Avanzó de nuevo hacia ella, las manos alzadas, buscándola.
Le golpeó de nuevo.
Esta vez hizo girar el palo en un arco y lo estrelló contra un lado de su rostro, conectando con hueso. Hubo el audible restallar del impacto, y Balik se tambaleó hacia un lado por la fuerza del golpe. Con la cabeza vuelta a medias, la miró absolutamente asombrado y trastabilló hacia atrás.
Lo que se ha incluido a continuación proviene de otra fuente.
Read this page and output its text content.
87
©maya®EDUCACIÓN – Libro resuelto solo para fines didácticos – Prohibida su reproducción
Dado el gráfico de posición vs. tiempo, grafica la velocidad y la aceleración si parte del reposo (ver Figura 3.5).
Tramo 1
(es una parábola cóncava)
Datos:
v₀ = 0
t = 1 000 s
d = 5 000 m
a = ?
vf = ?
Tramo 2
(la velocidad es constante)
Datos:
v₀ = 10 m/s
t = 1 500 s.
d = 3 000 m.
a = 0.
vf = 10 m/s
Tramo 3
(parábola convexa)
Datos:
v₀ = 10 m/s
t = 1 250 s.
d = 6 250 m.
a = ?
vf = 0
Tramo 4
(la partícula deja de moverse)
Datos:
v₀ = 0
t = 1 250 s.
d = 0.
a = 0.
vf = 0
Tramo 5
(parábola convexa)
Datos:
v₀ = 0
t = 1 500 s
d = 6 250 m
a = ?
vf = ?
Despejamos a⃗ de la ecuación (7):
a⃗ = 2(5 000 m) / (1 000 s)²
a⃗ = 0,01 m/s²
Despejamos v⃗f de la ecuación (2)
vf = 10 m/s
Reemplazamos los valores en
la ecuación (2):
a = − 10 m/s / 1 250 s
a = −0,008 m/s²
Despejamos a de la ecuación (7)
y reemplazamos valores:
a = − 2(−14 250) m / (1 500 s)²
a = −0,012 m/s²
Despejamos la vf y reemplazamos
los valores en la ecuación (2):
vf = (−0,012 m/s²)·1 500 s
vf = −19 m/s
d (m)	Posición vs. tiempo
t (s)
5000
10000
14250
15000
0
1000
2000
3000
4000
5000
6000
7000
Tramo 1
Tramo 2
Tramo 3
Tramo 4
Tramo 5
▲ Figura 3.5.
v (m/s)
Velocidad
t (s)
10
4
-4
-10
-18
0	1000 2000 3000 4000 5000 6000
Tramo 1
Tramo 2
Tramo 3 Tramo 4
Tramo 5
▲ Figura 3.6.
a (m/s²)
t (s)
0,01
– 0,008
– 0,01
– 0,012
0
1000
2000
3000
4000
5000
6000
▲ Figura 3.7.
Pero mantuvo aún el equilibrio. Siferra le golpeó una tercera vez, por encima de la oreja, haciendo girar el palo en un largo arco con todas sus fuerzas. Cuando cayó, Siferra le golpeó una vez más, en el mismo lugar, y notó que todo cedía bajo el golpe. Los ojos del hombre se cerraron y emitió un sonido extrañamente blando, como un globo hinchado soltando el aire, y se derrumbó en la esquina contra la pared, con la cabeza hacia un lado y los hombros hacia el otro.
—No vuelvas a tocarme nunca más de esa forma —dijo Siferra, pinchándole con la punta del palo. Balik no respondió. Tampoco se movió.
Balik dejó de preocuparla.
Ahora a por las tablillas, pensó, sintiéndose maravillosamente tranquila.
No. Las tablillas habían desaparecido, había dicho Balik. Robadas. Y ahora recordó: lo habían sido realmente. Habían desaparecido justo antes del eclipse. Muy bien, los mapas entonces. Todos esos espléndidos dibujos que habían hecho de la Colina de Thombo. Las paredes de piedra, las cenizas en las líneas de los cimientos. Esos antiguos incendios, exactamente iguales que el fuego que estaba asolando Ciudad de Saro en este mismo momento.
¿Dónde estaban?
Oh. Aquí. En el archivador de los mapas, donde correspondía.
Rebuscó en él, extrajo un puñado de papeles como pergamino, los enrolló, se los metió bajo el brazo. Entonces recordó al hombre caído y lo miró. Pero Balik no se había movido. Ni parecía que volviera a hacerlo nunca, tampoco.
Fuera de la oficina, escaleras abajo. Mudrin permanecía allá donde lo había visto antes, tendido inmóvil y rígido en el descansillo. Siferra lo rodeó y siguió hacia la planta baja.
Fuera ya era bien entrada la mañana. Onos trepaba firmemente en el cielo, y las Estrellas eran pálidas ahora contra su brillo. El aire parecía más fresco y claro, aunque el olor del humo era denso todavía en la brisa. Allá junto al edificio de matemáticas vio a un grupo de hombres rompiendo ventanas. Un momento más tarde la vieron y le gritaron roncas e incoherentes palabras. Un par echaron a correr hacia ella.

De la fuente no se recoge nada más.